Rast-Sohn Liam sagte DTM-Titelgewinn voraus

Rene Rast merkt schon eine veränderte Wahrnehmung


Seit gut zwei Wochen ist Rene Rast DTM-Champion 2017 und surft seither auf der Welle dieses unerwarteten Erfolges. "Ich wünsche mir, dass es so gelassen weitergeht wie bisher", sagt der Audi-Pilot im Gespräch mit 'Motorsport-Total.com'. "Ich hatte keinen Stress - es hat alles nur viel Spaß gemacht. Ich schwebe noch auf dem Hoch. Das Wichtigste ist, dass das ganze Thema nicht übergekocht wird. Das Schlimmste wäre, wenn du nach drei Wochen denkst: 'Boah, ich will nicht mehr Meister werden'."

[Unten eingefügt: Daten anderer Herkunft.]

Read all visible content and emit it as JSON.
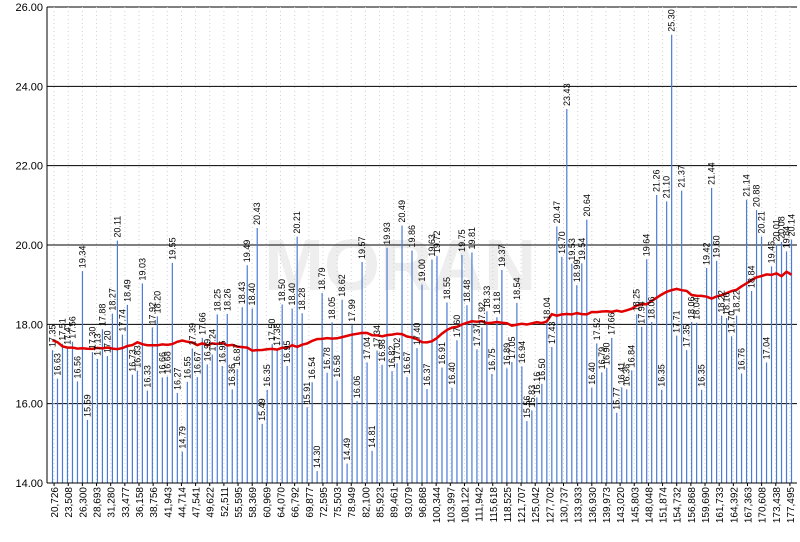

Bevor es so weit kommt, findet der 30-Jährige den Halt spätestens bei seiner Familie wieder. Die hat ihm im Titelkampf nämlich nicht nur den Rücken gestärkt, sondern auch die Freude danach versüßt: "Einer der schönsten Momente war, als ich nach Hause gekommen bin und meine Familie wiedergesehen habe, die sich natürlich mit mir gefreut hat. Sie haben mir auch das ganze Jahr über zur Seite gestanden." Sohn Liam spielte dabei eine besondere Rolle.

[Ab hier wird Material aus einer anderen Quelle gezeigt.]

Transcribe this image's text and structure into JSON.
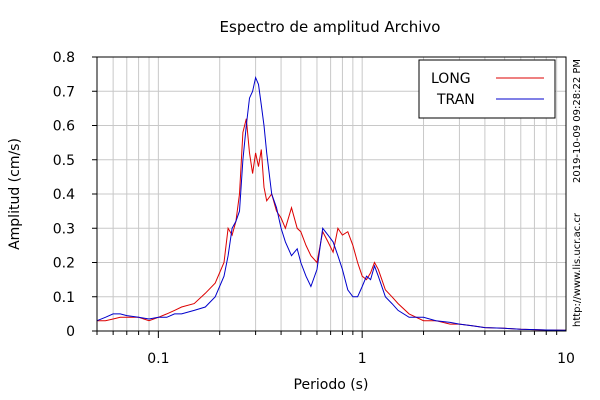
{
  "chart_data": {
    "type": "line",
    "title": "Espectro de amplitud Archivo",
    "xlabel": "Periodo (s)",
    "ylabel": "Amplitud (cm/s)",
    "xscale": "log",
    "xlim": [
      0.05,
      10
    ],
    "ylim": [
      0,
      0.8
    ],
    "x_ticks": [
      0.1,
      1,
      10
    ],
    "x_tick_labels": [
      "0.1",
      "1",
      "10"
    ],
    "y_ticks": [
      0,
      0.1,
      0.2,
      0.3,
      0.4,
      0.5,
      0.6,
      0.7,
      0.8
    ],
    "y_tick_labels": [
      "0",
      "0.1",
      "0.2",
      "0.3",
      "0.4",
      "0.5",
      "0.6",
      "0.7",
      "0.8"
    ],
    "grid": true,
    "legend_position": "top-right",
    "series": [
      {
        "name": "LONG",
        "color": "#dd0000",
        "x": [
          0.05,
          0.055,
          0.06,
          0.065,
          0.07,
          0.08,
          0.09,
          0.1,
          0.11,
          0.12,
          0.13,
          0.15,
          0.17,
          0.19,
          0.21,
          0.22,
          0.23,
          0.24,
          0.25,
          0.26,
          0.27,
          0.28,
          0.29,
          0.3,
          0.31,
          0.32,
          0.33,
          0.34,
          0.36,
          0.38,
          0.4,
          0.42,
          0.45,
          0.48,
          0.5,
          0.53,
          0.56,
          0.6,
          0.64,
          0.68,
          0.72,
          0.76,
          0.8,
          0.85,
          0.9,
          0.95,
          1.0,
          1.05,
          1.1,
          1.15,
          1.2,
          1.3,
          1.4,
          1.5,
          1.7,
          2.0,
          2.3,
          2.7,
          3.0,
          3.5,
          4.0,
          5.0,
          6.0,
          7.0,
          8.0,
          10.0
        ],
        "y": [
          0.03,
          0.03,
          0.035,
          0.04,
          0.04,
          0.04,
          0.03,
          0.04,
          0.05,
          0.06,
          0.07,
          0.08,
          0.11,
          0.14,
          0.2,
          0.3,
          0.28,
          0.32,
          0.4,
          0.58,
          0.62,
          0.52,
          0.46,
          0.52,
          0.48,
          0.53,
          0.42,
          0.38,
          0.4,
          0.35,
          0.33,
          0.3,
          0.36,
          0.3,
          0.29,
          0.25,
          0.22,
          0.2,
          0.29,
          0.26,
          0.23,
          0.3,
          0.28,
          0.29,
          0.25,
          0.2,
          0.16,
          0.15,
          0.17,
          0.2,
          0.18,
          0.12,
          0.1,
          0.08,
          0.05,
          0.03,
          0.03,
          0.02,
          0.02,
          0.015,
          0.01,
          0.008,
          0.005,
          0.004,
          0.003,
          0.002
        ]
      },
      {
        "name": "TRAN",
        "color": "#0000cc",
        "x": [
          0.05,
          0.055,
          0.06,
          0.065,
          0.07,
          0.08,
          0.09,
          0.1,
          0.11,
          0.12,
          0.13,
          0.15,
          0.17,
          0.19,
          0.21,
          0.22,
          0.23,
          0.24,
          0.25,
          0.26,
          0.27,
          0.28,
          0.29,
          0.3,
          0.31,
          0.32,
          0.33,
          0.34,
          0.36,
          0.38,
          0.4,
          0.42,
          0.45,
          0.48,
          0.5,
          0.53,
          0.56,
          0.6,
          0.64,
          0.68,
          0.72,
          0.76,
          0.8,
          0.85,
          0.9,
          0.95,
          1.0,
          1.05,
          1.1,
          1.15,
          1.2,
          1.3,
          1.4,
          1.5,
          1.7,
          2.0,
          2.3,
          2.7,
          3.0,
          3.5,
          4.0,
          5.0,
          6.0,
          7.0,
          8.0,
          10.0
        ],
        "y": [
          0.03,
          0.04,
          0.05,
          0.05,
          0.045,
          0.04,
          0.035,
          0.04,
          0.04,
          0.05,
          0.05,
          0.06,
          0.07,
          0.1,
          0.16,
          0.22,
          0.3,
          0.32,
          0.35,
          0.5,
          0.6,
          0.68,
          0.7,
          0.74,
          0.72,
          0.66,
          0.6,
          0.52,
          0.4,
          0.36,
          0.3,
          0.26,
          0.22,
          0.24,
          0.2,
          0.16,
          0.13,
          0.18,
          0.3,
          0.28,
          0.26,
          0.22,
          0.18,
          0.12,
          0.1,
          0.1,
          0.13,
          0.16,
          0.15,
          0.19,
          0.16,
          0.1,
          0.08,
          0.06,
          0.04,
          0.04,
          0.03,
          0.025,
          0.02,
          0.015,
          0.01,
          0.008,
          0.005,
          0.004,
          0.003,
          0.002
        ]
      }
    ],
    "side_annotations": {
      "timestamp": "2019-10-09 09:28:22 PM",
      "url": "http://www.lis.ucr.ac.cr"
    }
  }
}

Sechs Fahrer mit Titelchancen

Vor dem finalen Wochenende der DTM-Saison 2017 hatten noch sechs Fahrer die Chance auf den Titel. Unter dem Audi-Quartett, dass die besten Chancen hatte, war Rookie Rast nicht gerade der Top-Favorit. Doch bereits nach dem Samstagsrennen schien er die besten Karten zu haben - das hat sogar sein knapp einjähriger Filius erkannt.

"Meine Freundin hat mir am Sonntagmorgen ein Video geschickt, in dem sie meinen Sohn gefragt hat: 'Welchen Platz macht Papa heute'", erzählt Rast. "Da hat er seinen kleinen Finger gehoben und sein erstes Wort gesagt: 'Eins'. Er hat's vorausgesagt!"

Aber nicht nur Zuhause hat man erkannt, dass der Rennfahrer aus Minden jetzt zu einem anderen Kaliber gehört. Zwar hatte Rast schon zuvor achtbare Erfolge in den verschiedensten Serien vorzuweisen. Aber "das hat schon mehr Wert, als so ein Porsche-Carrera-Cup-Titel.", wie er selbst erkannt hat.

"Man merkt schon, dass die Resonanz fünf bis zehnmal mehr ist als das, was ich vorher erfahren habe. Man merkt, dass die DTM in der Öffentlichkeit mehr wahrgenommen wird. Was ich an Feedback bekommen hat war enorm - damit hätte ich nicht gerechnet."